Retries, Timeouts & Bulkheads

18 min Lesson 3 of 12

Retries, Timeouts & Bulkheads

A circuit breaker is only one weapon in the resilience arsenal. In practice you need at least three more patterns working in concert: retries to recover from transient failures automatically, timeouts to guarantee that a slow downstream never holds a thread hostage indefinitely, and bulkheads to isolate pools of resources so that a surge in one area cannot starve every other area. This lesson walks through all three in depth — the mechanics, the configuration knobs, the failure modes, and the distributed-systems trade-offs a production engineer must understand.
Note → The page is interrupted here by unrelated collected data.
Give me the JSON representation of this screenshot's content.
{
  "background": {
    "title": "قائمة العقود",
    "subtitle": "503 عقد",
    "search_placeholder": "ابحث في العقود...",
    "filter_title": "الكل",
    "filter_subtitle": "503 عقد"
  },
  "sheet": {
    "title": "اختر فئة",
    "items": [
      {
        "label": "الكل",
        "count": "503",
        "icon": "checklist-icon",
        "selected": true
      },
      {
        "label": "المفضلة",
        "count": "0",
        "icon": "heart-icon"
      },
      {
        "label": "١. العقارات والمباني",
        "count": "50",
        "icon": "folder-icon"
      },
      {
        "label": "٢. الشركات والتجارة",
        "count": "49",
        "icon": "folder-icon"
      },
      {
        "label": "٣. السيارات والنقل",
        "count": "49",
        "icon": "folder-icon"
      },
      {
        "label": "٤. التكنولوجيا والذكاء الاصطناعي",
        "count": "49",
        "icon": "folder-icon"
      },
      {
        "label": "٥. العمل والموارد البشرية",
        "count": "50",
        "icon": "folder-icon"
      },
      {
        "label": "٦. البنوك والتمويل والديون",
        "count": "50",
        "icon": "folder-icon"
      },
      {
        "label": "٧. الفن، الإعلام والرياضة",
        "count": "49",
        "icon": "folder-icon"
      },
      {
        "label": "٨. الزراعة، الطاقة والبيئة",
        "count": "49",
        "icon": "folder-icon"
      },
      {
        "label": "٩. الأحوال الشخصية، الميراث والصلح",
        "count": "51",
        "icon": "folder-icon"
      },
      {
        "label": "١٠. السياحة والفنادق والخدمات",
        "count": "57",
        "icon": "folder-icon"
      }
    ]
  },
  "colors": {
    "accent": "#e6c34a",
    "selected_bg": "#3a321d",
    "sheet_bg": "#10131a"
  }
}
Why Transient Failures Exist

Network packets are dropped. DNS lookups return stale entries for a few seconds after a rolling restart. A database primary undergoes a leader election that lasts 300 ms. These events are transient: if you simply try the same request again a moment later, it succeeds. Without retry logic your service surfaces these blips as hard errors to its callers. With well-configured retries they become invisible.

Transient vs. permanent failures: Retries are appropriate for transient faults (network hiccups, 503 Service Unavailable, connection-pool exhaustion). They are harmful for permanent failures (400 Bad Request, business-logic rejections). Always configure an exception predicate so you only retry on recoverable errors.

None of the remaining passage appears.